# Bright Colored Clothing



## Guest (Nov 21, 2008)

lol
just get what you like, if you want everybody to see you ride naked.


----------



## killclimbz (Aug 10, 2007)

Zee,

As long as you aren't wearing white (bad choice all the way around) you should be fine. I tend to wear brighter colors myself, but that is because I like to photo slut and it helps make the pictures pop. Darker colors, browns, blacks, etc still stand out enough in a rescue situation. If you should be so lucky to end up on top of a burial. 

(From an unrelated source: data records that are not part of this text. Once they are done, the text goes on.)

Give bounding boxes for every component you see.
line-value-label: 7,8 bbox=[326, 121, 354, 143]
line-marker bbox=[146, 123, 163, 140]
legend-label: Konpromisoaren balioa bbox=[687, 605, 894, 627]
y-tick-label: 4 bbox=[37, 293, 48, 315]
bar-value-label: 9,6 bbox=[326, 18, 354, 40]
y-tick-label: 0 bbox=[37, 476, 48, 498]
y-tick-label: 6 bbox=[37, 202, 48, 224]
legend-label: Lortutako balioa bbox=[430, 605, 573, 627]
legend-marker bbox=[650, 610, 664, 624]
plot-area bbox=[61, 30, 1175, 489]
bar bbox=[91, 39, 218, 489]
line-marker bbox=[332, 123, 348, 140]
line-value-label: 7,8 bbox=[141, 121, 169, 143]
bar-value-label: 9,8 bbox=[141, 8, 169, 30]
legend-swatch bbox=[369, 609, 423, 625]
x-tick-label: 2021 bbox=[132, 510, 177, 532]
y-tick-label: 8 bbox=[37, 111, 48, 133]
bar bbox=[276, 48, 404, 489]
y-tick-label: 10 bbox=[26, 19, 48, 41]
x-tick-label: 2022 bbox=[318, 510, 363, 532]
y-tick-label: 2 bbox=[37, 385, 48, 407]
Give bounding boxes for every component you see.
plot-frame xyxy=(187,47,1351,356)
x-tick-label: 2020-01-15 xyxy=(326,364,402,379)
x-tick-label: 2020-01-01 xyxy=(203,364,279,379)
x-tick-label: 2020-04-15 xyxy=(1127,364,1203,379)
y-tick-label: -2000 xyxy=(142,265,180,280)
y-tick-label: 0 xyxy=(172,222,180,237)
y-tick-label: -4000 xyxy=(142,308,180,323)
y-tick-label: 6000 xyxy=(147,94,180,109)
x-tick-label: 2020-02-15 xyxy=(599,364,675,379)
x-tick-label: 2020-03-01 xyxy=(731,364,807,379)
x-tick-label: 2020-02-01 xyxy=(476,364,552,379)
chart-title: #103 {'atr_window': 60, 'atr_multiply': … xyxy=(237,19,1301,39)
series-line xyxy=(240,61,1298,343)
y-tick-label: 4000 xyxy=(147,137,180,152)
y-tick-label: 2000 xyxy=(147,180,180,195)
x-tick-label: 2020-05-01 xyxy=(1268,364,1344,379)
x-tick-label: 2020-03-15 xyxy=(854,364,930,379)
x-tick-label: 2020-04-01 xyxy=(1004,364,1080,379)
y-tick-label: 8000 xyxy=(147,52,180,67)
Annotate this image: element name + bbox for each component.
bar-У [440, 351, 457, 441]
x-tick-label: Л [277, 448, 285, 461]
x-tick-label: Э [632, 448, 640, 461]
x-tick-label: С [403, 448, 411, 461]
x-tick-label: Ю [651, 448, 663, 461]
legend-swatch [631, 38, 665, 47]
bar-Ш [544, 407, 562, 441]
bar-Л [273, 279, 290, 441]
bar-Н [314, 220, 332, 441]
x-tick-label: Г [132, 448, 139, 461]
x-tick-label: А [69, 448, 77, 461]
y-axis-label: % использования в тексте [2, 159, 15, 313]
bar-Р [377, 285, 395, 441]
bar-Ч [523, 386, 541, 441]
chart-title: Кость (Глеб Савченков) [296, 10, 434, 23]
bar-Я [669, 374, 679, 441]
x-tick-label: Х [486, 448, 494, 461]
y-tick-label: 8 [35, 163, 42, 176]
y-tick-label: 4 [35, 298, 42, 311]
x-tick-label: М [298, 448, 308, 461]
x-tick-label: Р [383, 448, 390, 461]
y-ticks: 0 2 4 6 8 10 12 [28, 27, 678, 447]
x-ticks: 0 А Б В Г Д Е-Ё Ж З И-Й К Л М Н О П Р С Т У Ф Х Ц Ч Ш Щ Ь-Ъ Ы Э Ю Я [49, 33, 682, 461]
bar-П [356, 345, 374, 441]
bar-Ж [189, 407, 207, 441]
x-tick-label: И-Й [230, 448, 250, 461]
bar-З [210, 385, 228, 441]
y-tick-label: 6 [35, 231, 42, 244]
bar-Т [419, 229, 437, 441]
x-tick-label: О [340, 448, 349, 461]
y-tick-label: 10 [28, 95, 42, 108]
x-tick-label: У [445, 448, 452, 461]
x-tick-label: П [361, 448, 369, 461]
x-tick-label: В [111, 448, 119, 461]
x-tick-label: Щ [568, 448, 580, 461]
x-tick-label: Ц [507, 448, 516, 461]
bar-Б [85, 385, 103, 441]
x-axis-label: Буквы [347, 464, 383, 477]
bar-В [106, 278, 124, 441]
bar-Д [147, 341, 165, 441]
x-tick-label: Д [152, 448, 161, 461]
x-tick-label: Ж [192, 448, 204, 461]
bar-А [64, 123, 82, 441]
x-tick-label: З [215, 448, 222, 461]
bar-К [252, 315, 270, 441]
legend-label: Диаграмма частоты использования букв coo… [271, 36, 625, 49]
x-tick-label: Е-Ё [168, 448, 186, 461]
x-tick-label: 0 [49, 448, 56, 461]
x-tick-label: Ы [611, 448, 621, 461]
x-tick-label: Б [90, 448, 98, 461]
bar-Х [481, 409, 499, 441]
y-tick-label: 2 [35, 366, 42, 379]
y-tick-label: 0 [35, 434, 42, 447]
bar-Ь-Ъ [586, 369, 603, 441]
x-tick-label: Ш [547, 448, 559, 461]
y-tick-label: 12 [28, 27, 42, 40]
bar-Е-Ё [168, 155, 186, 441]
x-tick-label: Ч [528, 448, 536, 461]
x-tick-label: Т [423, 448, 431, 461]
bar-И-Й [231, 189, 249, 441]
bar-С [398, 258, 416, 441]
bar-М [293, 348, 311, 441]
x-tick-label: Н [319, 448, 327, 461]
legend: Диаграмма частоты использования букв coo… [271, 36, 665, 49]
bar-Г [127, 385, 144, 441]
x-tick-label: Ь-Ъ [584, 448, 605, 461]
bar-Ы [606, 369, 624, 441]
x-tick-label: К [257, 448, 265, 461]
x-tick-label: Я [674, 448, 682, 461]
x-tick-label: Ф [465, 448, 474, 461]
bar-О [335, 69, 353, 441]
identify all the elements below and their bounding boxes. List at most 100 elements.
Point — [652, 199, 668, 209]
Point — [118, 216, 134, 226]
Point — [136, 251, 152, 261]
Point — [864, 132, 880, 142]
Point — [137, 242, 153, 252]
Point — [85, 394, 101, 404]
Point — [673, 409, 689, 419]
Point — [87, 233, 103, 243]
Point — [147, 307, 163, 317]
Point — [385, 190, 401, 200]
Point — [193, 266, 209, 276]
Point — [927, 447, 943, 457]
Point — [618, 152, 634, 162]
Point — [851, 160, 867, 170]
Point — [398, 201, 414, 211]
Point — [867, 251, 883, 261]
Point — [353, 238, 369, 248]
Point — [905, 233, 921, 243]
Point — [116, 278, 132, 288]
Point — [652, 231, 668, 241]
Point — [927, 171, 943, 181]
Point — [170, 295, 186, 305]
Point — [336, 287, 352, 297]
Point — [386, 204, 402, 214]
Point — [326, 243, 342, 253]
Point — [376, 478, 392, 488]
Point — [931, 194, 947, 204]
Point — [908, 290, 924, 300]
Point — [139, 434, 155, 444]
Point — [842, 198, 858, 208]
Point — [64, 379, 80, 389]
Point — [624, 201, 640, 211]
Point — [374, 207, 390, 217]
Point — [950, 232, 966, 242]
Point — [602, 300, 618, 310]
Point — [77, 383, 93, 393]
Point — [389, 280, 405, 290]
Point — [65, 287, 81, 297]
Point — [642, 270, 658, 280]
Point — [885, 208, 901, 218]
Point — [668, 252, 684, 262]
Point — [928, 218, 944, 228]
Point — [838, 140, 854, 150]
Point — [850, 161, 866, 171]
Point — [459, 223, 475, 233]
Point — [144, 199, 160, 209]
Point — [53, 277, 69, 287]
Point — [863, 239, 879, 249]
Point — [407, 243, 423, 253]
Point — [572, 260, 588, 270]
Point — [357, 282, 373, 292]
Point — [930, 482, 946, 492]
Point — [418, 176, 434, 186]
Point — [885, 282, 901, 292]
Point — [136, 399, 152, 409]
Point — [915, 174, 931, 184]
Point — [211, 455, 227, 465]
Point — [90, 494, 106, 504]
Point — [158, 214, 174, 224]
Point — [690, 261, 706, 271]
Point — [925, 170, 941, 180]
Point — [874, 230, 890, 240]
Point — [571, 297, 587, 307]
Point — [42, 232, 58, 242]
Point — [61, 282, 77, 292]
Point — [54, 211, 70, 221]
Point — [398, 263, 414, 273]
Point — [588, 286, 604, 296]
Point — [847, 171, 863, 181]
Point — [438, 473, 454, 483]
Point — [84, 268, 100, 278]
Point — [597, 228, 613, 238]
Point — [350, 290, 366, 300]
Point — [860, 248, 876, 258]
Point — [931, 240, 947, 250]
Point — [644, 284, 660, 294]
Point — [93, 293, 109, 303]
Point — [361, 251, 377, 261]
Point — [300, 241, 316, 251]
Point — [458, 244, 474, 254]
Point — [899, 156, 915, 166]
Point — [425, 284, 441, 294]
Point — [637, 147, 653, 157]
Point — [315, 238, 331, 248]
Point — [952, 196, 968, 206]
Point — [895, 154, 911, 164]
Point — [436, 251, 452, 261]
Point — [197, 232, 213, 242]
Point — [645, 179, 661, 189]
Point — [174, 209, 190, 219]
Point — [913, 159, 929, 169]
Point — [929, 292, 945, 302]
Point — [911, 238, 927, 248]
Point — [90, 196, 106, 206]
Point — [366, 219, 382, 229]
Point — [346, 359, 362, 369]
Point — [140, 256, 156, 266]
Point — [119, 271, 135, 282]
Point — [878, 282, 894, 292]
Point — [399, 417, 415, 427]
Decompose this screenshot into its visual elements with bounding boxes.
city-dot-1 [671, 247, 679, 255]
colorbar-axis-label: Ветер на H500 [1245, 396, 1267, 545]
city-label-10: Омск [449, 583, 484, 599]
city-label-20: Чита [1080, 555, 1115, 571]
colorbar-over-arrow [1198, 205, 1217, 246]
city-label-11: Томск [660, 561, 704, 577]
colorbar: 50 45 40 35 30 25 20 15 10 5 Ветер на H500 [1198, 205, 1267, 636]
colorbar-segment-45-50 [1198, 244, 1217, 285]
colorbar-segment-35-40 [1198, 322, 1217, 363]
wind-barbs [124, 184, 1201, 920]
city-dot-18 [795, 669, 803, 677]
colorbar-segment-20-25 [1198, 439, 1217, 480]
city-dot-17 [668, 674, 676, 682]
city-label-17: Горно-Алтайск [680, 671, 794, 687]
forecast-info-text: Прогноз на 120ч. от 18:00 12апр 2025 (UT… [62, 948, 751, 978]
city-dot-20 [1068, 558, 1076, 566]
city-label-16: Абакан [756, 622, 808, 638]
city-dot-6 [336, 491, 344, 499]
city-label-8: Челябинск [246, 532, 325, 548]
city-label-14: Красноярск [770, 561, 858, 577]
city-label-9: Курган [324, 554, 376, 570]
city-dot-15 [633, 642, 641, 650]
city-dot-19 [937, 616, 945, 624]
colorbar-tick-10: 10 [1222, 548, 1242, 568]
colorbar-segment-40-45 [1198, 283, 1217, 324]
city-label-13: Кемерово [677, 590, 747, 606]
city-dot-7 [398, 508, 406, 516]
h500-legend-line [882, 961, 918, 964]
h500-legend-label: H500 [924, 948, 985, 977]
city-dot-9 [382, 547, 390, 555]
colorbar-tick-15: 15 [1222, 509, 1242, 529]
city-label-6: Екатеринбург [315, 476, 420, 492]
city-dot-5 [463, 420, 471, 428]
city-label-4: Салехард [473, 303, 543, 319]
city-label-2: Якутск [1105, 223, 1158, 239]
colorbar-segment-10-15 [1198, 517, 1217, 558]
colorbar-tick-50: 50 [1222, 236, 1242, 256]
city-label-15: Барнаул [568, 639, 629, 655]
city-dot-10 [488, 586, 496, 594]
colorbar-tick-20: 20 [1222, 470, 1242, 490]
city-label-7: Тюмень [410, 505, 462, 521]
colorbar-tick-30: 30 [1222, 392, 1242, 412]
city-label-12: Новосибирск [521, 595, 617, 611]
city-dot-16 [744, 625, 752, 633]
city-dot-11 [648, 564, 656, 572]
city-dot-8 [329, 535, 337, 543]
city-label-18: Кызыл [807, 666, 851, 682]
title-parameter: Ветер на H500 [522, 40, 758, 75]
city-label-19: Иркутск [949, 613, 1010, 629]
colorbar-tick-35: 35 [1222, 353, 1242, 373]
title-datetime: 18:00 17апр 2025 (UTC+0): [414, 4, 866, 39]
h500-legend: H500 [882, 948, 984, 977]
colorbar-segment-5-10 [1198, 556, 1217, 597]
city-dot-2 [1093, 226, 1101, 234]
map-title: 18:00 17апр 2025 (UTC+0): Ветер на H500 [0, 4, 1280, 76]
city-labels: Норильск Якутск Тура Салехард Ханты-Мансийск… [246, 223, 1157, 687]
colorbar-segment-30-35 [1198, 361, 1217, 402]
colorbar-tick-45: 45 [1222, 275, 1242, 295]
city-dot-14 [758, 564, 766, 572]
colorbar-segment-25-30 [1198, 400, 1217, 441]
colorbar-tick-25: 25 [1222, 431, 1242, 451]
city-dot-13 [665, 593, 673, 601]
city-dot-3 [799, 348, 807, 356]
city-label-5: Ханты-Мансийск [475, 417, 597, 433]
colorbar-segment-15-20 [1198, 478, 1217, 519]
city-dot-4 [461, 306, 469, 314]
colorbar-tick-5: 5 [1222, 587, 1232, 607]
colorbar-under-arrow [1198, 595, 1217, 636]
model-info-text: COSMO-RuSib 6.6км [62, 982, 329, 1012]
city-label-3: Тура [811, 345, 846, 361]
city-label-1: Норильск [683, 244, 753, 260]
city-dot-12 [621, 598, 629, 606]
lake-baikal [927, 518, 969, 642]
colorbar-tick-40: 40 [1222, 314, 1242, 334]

There are a few things I would consider more important. A beacon which I know you have. Probe and shovel. An Avalung can be a very handy thing. It buys you time if you remember to use it. An ABS bag can keep you from getting buried in the first place. An article of clothing with a RECCO reflector can help search and rescue get to your position should you need S&R after an accident. Not very good for recovering a buried person but it makes a lot of the secondary stuff more efficient. 

None of this stuff is an excuse for not making sound decisions. Any time you go for a ride in a slide it's a crapshoot if you are even going to survive for someone to rescue you. Ending up in a wheelchair for life with brain damage is a very real outcome too.


----------



## Zee (Feb 21, 2008)

Maybe I want to more picture whoring too lol. I completely blend in with the trees.

I do have an Avalung backpack, shovel and probe... and the AST course this week.


----------



## PaoloSmythe (Aug 19, 2007)

black is rock colour

red will get you harrassed by people who think you work on the mountain

the rest of the spectrum (aside from white) is their for your choosing


----------



## Zee (Feb 21, 2008)

My next outfit will be bright orange.


----------